Tarifs STIB : les usagers paient 94 euros de trop pour un abonnement annuel

Le service d’étude du PTB a réalisé une étude sur l’évolution des tarifs de la STIB (Société des Transports Intercommunaux de Bruxelles) entre 1993 et 2016. Le résultat est sans appel : les tarifs ont évolués bien plus vite que l’indice des prix à la consommation.

Les tarifs évoluent plus vite que le coût de la vie

Entre 2004 et 2012, le prix du voyage moyen pour l’usager de la STIB a augmenté de 36 % alors que le coût de la vie, lui, a augmenté de 21,5 %. Une grosse différence entre les deux. Rien que pour l’abonnement MTB (métro-tram-bus), son prix a évolué deux fois plus vite que l’inflation. Cela va à l'encontre de la logique du service public : il n’est pas là pour vider nos poches mais pour permettre à chacun de se déplacer. 

Si les tarifs avaient suivi l’évolution de l’indice des prix à la consommation, les usagers paieraient aujourd’hui 405 euros pour un abonnement annuel au lieu de 499 ; 10,25 euros pour 10 trajets au lieu de 14 euros aujourd’hui et 1,6 euros pour un voyage alors qu'aujourd'hui on paie 2,1 euros à la caisse et 2,5 euros à l'intérieur des transports. Une fameuse différence pour leur portefeuille.

L'augmentation des tarifs : un choix politique qui laisse la porte ouverte à la privatisation

Le PTB dénonce à travers ces augmentations une volonté des gouvernements bruxellois successifs de faire de plus en plus payer l’usage. Alors qu'ils avaient promis dans leurs programmes de 2009 l’introduction progressive de la gratuité des transports en commun, PS, ECOLO et cdH étaient en majorité à la Région pendant la période où les tarifs ont le plus vite augmenté. Ils avaient la possibilité de bloquer ces augmentations et ils ne l’ont pas fait. 

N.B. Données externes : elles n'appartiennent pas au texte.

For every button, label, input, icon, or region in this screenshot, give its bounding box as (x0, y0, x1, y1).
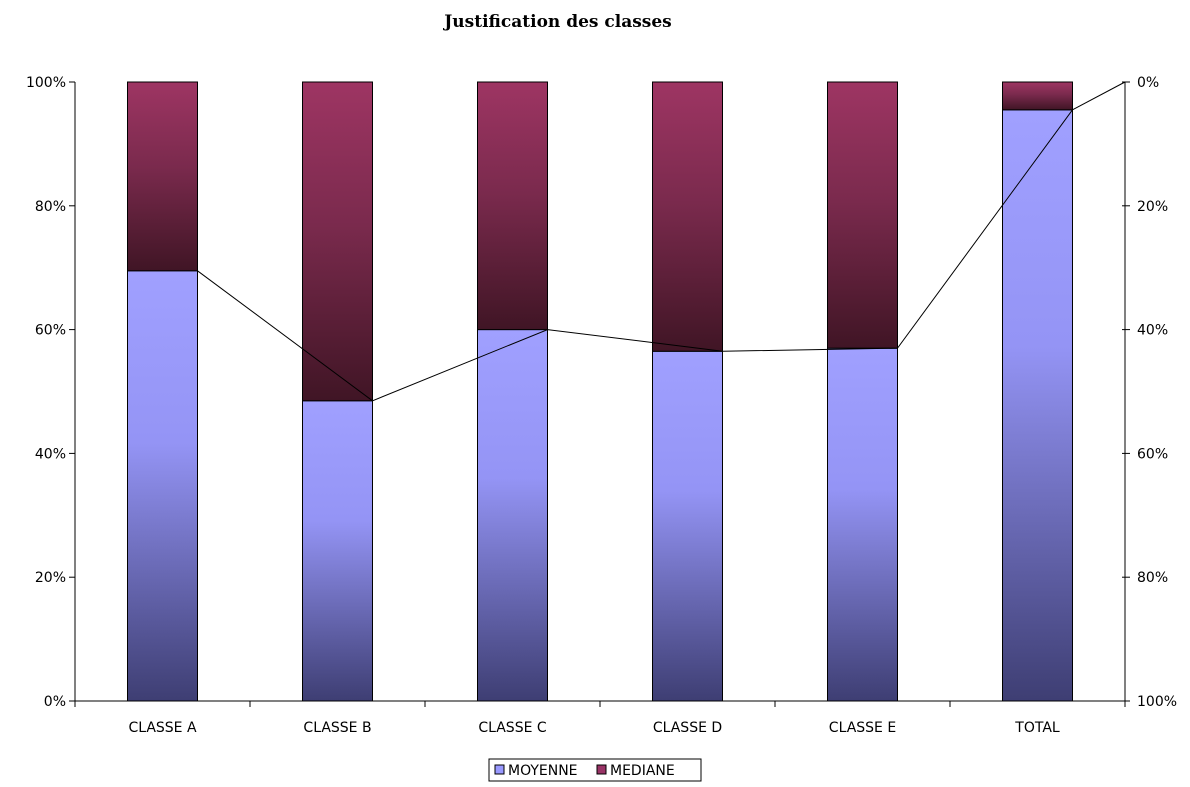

De quoi être inquiet pour l’avenir du service public. Au plus les usagers paient cher pour leurs tickets, au plus la porte est ouverte à une privatisation des transports en commun. Et on voit ce que cela a donné à Londres : les transports sont devenus hors de prix et l'entretien laisse à désirer. 5,3 euros le ticket de métro dans le centre de la ville en 2014 et jusqu'à 1443 euros pour l'abonnement annuel. Un salaire entier qui passe à la trappe. 

Un choix néfaste pour l'environnement et le climat

Les tarifs bas jouent aussi un rôle crucial pour convaincre les automobilistes d'abandonner leur voiture. Il y a beaucoup trop de voitures à Bruxelles, c’est mauvais pour la qualité de l’air et pour le climat. Il est plus que temps d’agir pour favoriser l’utilisation des transports en commun. Mais ce n’est pas en augmentant les prix qu’on va y arriver, c’est justement en les diminuant. A Aubagne, en France, la municipalité a rendu les transports gratuits et le nombre de voitures a diminué. C’est ce choix qu’il faut faire maintenant à Bruxelles.

C'est pour cela que le PTB a déposé une résolution pour demander, à court terme, une baisse des tarifs généralisée en revenant à des prix qui auraient simplement suivi l’évolution du coût de la vie et ce, en attendant une étude de faisabilité sur la gratuité des transports. Il demande également l’introduction de titres de transports uniques valables pour tous les opérateurs présents en région bruxelloise (STIB, De lIjn, TEC, SNCB) pour favoriser le transfert de la voiture vers les transports en commun.